A huge aircraft, so big that its critics claimed it could never fly, took to the air 70 years ago today with its designer Howard Hughes at the controls.
It was an incredible and unexpected sight, but the Hughes H-4 Hercules, nicknamed the ‘Spruce Goose’, flew for less than half-a-minute and at a height of just 70 feet. Hughes had proved his critics wrong, but his gargantuan aircraft would never fly again.
The idea for a large flying boat – an aircraft which took off and landed on water – was born after America’s entry into World War Two in 1941. It had to capable of carrying troops and equipment over long distances and the fact it could land on water eliminated the need for long runways.
The US Government commissioned the Hughes Aircraft Company to carry the idea forward, committing millions of dollars to the project. At that time Hughes was best known as a successful Hollywood movie producer, but he had made his millions in engineering and was also a keen aviator who founded his own aircraft company in 1932. It produced cutting edge aircraft to his own designs, which he personally test-flew.
In 1939 he had flown around the world in a record time of three days, 19 hours and 14 minutes in one of his own aircraft. But Hughes was also a perfectionist, whose obsessive attention to detail would later manifest itself in growing eccentricity and reclusiveness. It meant progress on his herculean flying boat was painfully slow and expensive.

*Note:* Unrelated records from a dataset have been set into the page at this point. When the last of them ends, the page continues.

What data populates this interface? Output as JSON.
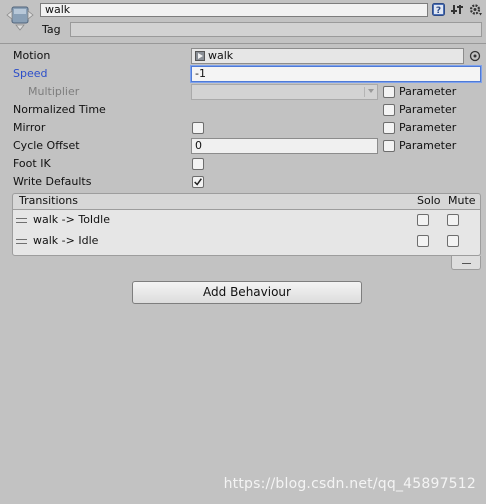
{
  "header": {
    "state_name": "walk",
    "tag_label": "Tag",
    "tag_value": ""
  },
  "fields": {
    "motion_label": "Motion",
    "motion_value": "walk",
    "speed_label": "Speed",
    "speed_value": "-1",
    "multiplier_label": "Multiplier",
    "multiplier_value": "",
    "normalized_time_label": "Normalized Time",
    "mirror_label": "Mirror",
    "cycle_offset_label": "Cycle Offset",
    "cycle_offset_value": "0",
    "foot_ik_label": "Foot IK",
    "write_defaults_label": "Write Defaults",
    "parameter_label": "Parameter"
  },
  "checkbox_states": {
    "multiplier_parameter": false,
    "normalized_time_parameter": false,
    "mirror": false,
    "mirror_parameter": false,
    "cycle_offset_parameter": false,
    "foot_ik": false,
    "write_defaults": true
  },
  "transitions": {
    "header": "Transitions",
    "solo_label": "Solo",
    "mute_label": "Mute",
    "items": [
      {
        "label": "walk -> ToIdle",
        "solo": false,
        "mute": false
      },
      {
        "label": "walk -> Idle",
        "solo": false,
        "mute": false
      }
    ]
  },
  "add_behaviour_label": "Add Behaviour",
  "watermark": "https://blog.csdn.net/qq_45897512",
  "colors": {
    "background": "#c2c2c2",
    "speed_label": "#2c4ec9",
    "focus_border": "#4f7ad6"
  }
}
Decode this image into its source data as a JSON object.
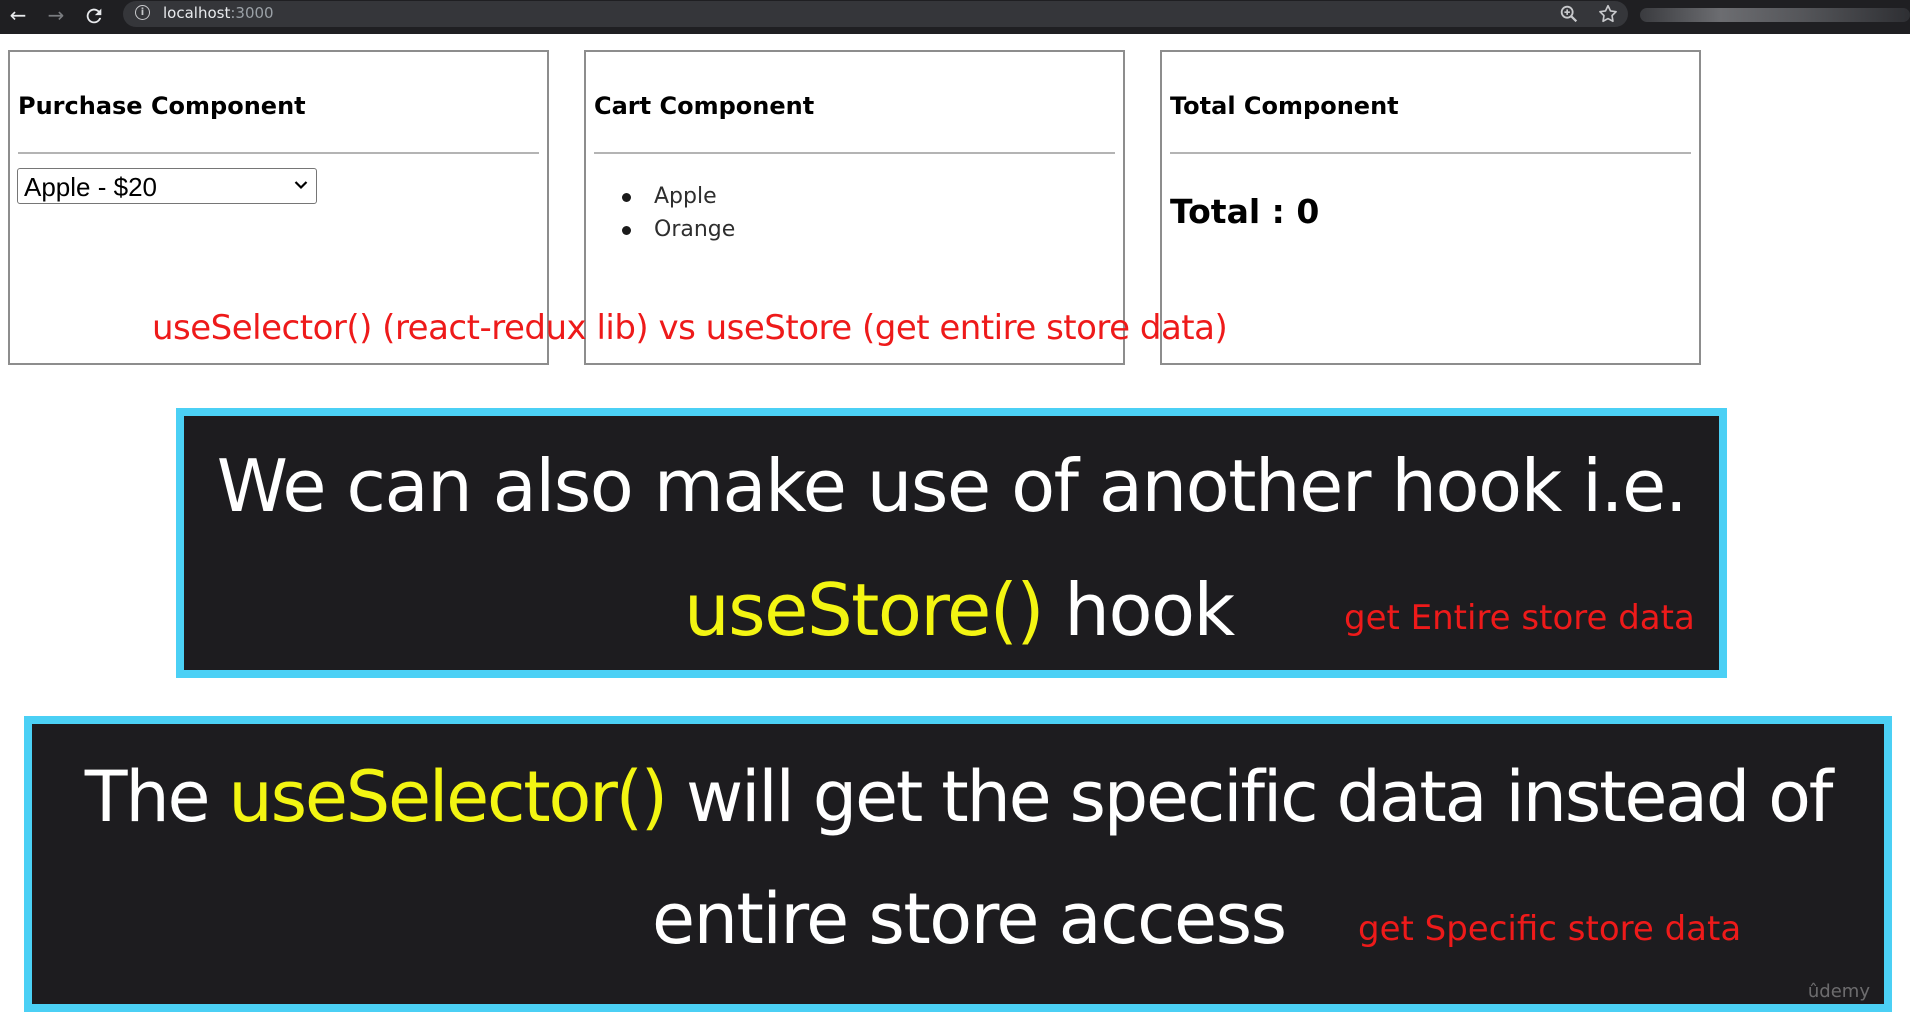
{
  "browser": {
    "url_host": "localhost",
    "url_port": ":3000",
    "back_icon": "arrow-left-icon",
    "forward_icon": "arrow-right-icon",
    "reload_icon": "reload-icon",
    "info_icon": "info-icon",
    "zoom_icon": "zoom-in-icon",
    "bookmark_icon": "star-icon"
  },
  "panels": {
    "purchase": {
      "title": "Purchase Component",
      "select_value": "Apple - $20"
    },
    "cart": {
      "title": "Cart Component",
      "items": [
        "Apple",
        "Orange"
      ]
    },
    "total": {
      "title": "Total Component",
      "total_text": "Total : 0"
    }
  },
  "annotation": "useSelector()  (react-redux lib) vs useStore (get entire store data)",
  "callout1": {
    "line1": "We can also make use of  another hook i.e.",
    "highlight": "useStore()",
    "line2_rest": " hook",
    "note": "get Entire store data"
  },
  "callout2": {
    "line1_start": "The ",
    "highlight": "useSelector()",
    "line1_rest": " will get the specific data instead of",
    "line2": "entire store access",
    "note": "get Specific store data"
  },
  "watermark": "ûdemy",
  "colors": {
    "callout_border": "#4bd0f5",
    "callout_bg": "#1d1c1f",
    "highlight_yellow": "#f3f512",
    "annotation_red": "#ee1a1a"
  }
}
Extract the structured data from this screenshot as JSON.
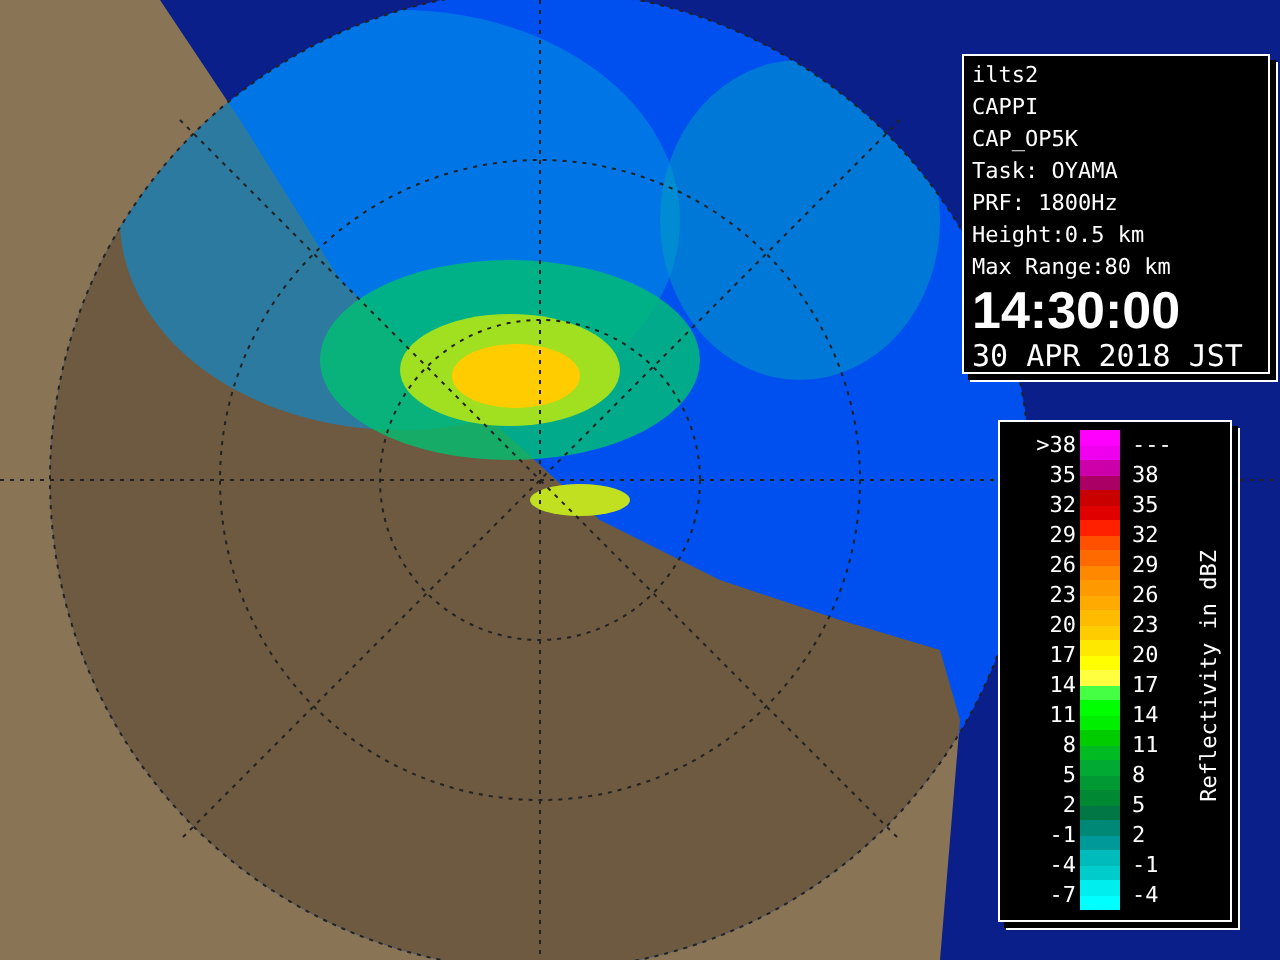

Because of wartime restrictions on steel and aluminium, Hughes chose to build it out of wood, laminated with plastic for strength and covered in fabric. The vast majority of the wood used was birch, but the spruce used in some areas led to its nickname, the Spruce Goose, quickly seized on by Hughes’ critics who quickly branded the project an egotistical folly.
Costs spiralled to $23 million (almost $300 million in today’s money) and by the time Hughes’ prototype was finally ready in 1947, the war was over. Concerned at just what they had got for their huge investment, the US Congress summoned Hughes to testify at a series of Senate hearings, where some Senators openly accused him of creating a plane which could never fly.
Stung by their lack of faith, Hughes arranged for operational tests to be carried out at Long Beach Harbor, California, on November 2nd, 1947. It was announced that the Hercules would make a series of ‘taxi runs’, reaching take-off speed, to test its eight Pratt and Whitney propeller engines and its structural integrity, with Hughes himself at the control. A total of 36 people were on board, including the flight crew, mechanics, aviation experts and journalists.
The first two taxi runs went as expected and without a hitch, then on the third run – to the complete surprise of thousands of onlookers – Hughes pulled back on the joystick and the huge aircraft took off. It flew for just a mile at 135mph, some 70 feet above the water, before touching down safely, proving it could fly and vindicating the use of government funds.
Despite this symbolic victory, doubts remained over whether the aircraft could fly fully loaded, at altitude, over long distances. With a 320ft wingspan and standing almost 80ft high, it weighed 125 tons empty and would be 200 tons when loaded. Many experts claimed its wooden structure simply could not withstand that weight in prolonged flight.
The truth would never be known as the Spruce Goose would never fly again, though Hughes refused to lose faith in it. He stored the aircraft in a climate-controlled hangar, meticulously maintained by a full-time crew of 300 workers at an estimated cost of a million dollars per year. Only after Hughes’ death in 1976 was the project abandoned.
Now the massive aircraft is on permanent display at the Evergreen Aviation Museum in McMinnville Oregon, where it takes pride of place, dwarfing a Douglas DC-3 parked under it sport wing.